Release Date: 10/15/2008
Contact Information: Margot Perez-Sullivan, (415) 947-4149,

Company audits 90 facilities nationwide, avoids penalties
SAN FRANCISCO – The U.S. Environmental Protection Agency has waived penalties against the 3M Company after the company voluntarily corrected missing information in its annual chemical inventory reports.

The 3M Company audited 90 facilities nationwide and found chemical inventory information gaps in chemical inventory forms from 2003 through 2005 at twelve facilities nationwide, including three southern California locations in Irvine, Northridge and Monrovia. Upon discovering the violations, 3M completed and submitted all required documents, correcting the violations.

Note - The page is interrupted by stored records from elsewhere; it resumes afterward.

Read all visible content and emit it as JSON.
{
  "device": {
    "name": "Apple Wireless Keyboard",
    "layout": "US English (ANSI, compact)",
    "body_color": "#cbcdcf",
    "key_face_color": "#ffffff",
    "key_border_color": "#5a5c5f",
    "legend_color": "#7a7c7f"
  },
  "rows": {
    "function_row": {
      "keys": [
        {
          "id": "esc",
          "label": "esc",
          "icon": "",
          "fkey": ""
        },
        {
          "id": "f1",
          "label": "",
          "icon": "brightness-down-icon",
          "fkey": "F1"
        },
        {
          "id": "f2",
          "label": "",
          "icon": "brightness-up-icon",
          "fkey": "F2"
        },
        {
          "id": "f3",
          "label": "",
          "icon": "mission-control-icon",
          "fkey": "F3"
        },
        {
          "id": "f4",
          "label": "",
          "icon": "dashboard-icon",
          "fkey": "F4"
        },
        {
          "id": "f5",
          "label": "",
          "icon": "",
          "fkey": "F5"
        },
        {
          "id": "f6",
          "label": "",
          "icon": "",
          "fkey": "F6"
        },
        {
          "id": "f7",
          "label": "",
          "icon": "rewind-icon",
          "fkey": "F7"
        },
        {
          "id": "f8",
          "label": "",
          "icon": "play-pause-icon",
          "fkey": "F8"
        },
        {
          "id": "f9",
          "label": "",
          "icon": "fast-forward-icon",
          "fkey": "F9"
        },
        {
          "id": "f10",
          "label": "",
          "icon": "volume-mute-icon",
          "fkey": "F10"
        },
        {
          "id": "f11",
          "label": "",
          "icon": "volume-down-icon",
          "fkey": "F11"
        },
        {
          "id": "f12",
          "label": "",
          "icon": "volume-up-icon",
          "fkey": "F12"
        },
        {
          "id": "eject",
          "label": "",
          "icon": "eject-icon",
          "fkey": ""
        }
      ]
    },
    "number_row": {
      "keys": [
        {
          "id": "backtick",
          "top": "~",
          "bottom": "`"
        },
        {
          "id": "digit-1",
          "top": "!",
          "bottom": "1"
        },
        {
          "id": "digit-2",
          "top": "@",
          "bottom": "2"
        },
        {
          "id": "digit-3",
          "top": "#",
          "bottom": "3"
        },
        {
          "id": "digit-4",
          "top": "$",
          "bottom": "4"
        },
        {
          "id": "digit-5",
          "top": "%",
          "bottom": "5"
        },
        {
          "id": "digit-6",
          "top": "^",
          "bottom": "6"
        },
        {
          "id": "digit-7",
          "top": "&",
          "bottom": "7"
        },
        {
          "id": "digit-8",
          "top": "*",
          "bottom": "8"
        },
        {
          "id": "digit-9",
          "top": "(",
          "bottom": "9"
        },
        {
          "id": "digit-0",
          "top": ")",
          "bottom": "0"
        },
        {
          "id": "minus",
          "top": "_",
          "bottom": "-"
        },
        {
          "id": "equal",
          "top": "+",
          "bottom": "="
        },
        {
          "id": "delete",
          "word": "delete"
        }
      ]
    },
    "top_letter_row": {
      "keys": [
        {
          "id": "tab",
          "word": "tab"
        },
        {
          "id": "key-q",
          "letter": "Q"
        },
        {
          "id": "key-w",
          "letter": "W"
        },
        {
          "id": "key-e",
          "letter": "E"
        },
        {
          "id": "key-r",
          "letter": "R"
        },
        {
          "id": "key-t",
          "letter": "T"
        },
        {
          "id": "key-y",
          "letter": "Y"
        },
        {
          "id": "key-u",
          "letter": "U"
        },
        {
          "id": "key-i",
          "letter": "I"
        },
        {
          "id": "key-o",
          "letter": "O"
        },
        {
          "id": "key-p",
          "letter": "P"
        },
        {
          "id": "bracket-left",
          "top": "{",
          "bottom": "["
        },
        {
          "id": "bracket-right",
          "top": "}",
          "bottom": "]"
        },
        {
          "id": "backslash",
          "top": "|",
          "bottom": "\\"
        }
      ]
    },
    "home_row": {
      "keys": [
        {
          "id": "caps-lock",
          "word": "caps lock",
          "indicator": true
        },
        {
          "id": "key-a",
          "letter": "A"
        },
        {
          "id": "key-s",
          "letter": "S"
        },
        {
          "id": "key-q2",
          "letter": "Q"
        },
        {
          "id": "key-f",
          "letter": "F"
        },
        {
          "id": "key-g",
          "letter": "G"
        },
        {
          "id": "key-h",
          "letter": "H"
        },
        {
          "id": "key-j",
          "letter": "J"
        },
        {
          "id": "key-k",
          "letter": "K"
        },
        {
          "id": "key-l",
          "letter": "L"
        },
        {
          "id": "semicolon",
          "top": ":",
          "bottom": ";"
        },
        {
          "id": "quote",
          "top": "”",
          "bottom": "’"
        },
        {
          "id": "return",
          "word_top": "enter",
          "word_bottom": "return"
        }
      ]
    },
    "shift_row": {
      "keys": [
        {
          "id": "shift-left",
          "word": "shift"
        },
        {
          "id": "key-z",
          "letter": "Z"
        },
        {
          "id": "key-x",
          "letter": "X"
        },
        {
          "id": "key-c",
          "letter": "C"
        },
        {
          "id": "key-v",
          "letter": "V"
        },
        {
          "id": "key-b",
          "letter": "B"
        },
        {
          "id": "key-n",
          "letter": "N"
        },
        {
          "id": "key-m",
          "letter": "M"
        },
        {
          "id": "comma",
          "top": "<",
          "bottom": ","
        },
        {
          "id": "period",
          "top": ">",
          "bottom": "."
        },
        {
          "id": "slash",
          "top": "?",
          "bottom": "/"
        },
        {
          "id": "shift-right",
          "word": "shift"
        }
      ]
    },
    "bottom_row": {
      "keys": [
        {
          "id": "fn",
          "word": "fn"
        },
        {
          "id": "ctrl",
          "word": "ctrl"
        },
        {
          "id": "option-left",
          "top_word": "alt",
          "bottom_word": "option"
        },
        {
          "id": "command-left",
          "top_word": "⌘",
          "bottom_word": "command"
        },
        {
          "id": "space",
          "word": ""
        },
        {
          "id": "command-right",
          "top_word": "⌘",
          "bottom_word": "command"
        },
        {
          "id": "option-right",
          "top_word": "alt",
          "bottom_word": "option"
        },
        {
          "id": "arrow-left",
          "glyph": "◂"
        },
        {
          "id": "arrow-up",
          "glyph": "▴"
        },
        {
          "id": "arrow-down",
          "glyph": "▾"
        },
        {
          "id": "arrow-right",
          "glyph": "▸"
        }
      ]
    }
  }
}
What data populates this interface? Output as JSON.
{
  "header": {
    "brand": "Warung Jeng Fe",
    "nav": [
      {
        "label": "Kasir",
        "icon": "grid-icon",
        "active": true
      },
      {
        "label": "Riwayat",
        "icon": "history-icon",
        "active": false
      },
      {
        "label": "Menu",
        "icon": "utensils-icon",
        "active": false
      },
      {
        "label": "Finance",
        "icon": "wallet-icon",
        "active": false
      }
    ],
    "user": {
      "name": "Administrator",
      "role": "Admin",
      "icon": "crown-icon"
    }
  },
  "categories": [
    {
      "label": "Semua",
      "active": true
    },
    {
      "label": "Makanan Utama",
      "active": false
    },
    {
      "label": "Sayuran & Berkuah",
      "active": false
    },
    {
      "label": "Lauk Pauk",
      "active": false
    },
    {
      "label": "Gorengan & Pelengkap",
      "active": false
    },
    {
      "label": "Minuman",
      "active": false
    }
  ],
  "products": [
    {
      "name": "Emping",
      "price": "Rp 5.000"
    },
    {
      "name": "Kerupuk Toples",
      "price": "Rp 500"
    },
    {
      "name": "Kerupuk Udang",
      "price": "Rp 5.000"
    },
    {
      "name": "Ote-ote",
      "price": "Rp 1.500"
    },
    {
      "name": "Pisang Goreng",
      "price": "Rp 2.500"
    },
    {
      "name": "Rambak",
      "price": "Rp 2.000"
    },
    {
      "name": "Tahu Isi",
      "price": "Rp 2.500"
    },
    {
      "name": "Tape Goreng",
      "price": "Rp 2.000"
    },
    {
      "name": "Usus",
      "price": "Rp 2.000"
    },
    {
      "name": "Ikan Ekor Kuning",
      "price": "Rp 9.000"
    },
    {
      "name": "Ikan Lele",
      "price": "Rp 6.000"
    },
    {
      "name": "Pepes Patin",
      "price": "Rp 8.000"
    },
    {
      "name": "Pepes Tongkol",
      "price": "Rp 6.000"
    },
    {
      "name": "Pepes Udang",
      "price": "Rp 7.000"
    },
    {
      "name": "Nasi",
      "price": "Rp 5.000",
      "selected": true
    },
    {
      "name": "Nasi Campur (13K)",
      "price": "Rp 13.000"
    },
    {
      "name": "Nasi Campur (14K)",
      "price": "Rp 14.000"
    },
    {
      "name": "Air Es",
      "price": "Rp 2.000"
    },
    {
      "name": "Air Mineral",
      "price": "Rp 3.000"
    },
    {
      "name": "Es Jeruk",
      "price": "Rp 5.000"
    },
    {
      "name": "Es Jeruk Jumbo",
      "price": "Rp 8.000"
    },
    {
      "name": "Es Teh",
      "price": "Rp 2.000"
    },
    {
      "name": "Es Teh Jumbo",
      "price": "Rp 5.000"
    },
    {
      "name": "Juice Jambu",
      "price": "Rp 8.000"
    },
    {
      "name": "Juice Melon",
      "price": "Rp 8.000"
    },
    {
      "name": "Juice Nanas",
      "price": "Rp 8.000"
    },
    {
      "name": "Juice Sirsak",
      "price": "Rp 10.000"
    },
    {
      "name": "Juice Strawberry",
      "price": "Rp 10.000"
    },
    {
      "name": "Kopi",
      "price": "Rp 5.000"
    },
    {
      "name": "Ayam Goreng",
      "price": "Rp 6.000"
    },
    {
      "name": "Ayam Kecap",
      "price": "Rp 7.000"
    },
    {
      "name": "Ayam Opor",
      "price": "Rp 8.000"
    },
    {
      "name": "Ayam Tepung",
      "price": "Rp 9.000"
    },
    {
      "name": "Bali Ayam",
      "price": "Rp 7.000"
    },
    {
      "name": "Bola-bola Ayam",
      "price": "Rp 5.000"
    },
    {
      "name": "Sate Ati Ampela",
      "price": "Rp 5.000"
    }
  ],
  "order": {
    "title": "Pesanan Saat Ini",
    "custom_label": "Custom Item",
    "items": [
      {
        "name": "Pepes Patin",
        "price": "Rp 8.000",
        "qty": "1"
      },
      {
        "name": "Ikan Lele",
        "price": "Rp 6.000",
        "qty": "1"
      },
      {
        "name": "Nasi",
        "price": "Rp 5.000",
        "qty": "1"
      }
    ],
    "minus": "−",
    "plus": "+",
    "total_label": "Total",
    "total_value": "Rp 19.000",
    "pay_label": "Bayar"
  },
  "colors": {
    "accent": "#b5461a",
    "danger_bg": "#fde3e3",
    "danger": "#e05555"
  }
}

“The EPA is pleased with the actions taken by the 3M Company -- it’s the responsibility of all companies to provide accurate chemical inventory information to state and local emergency response planners,” said Daniel Meer, assistant director for the Superfund Division in the EPA’s Pacific Southwest region. “These reporting laws protect emergency responders and the public in the event of an accidental release.”

The company failed to include sulfuric acid and/or lead in forklift batteries in their annual inventories. Under the agency’s audit policy, the EPA may reduce penalties for violations that are voluntarily discovered, promptly disclosed to the agency and quickly corrected. Once the violations were discovered, the 3M Company quickly disclosed the reporting errors, met additional criteria and corrected the reporting gaps.

The Emergency Planning and Community Right-to-Know Act requires annual reports to the state and local emergency planning agencies from facilities that use, store or manufacture certain toxic chemicals over a specified amount. The reports provide information on the maximum amounts of these chemicals which are on-site at any one time during the calendar year. Facilities that fail to provide annual chemical inventory reports to the state and local planning agencies inhibit the ability of those agencies to prepare to protect communities in the event of a release of those chemicals.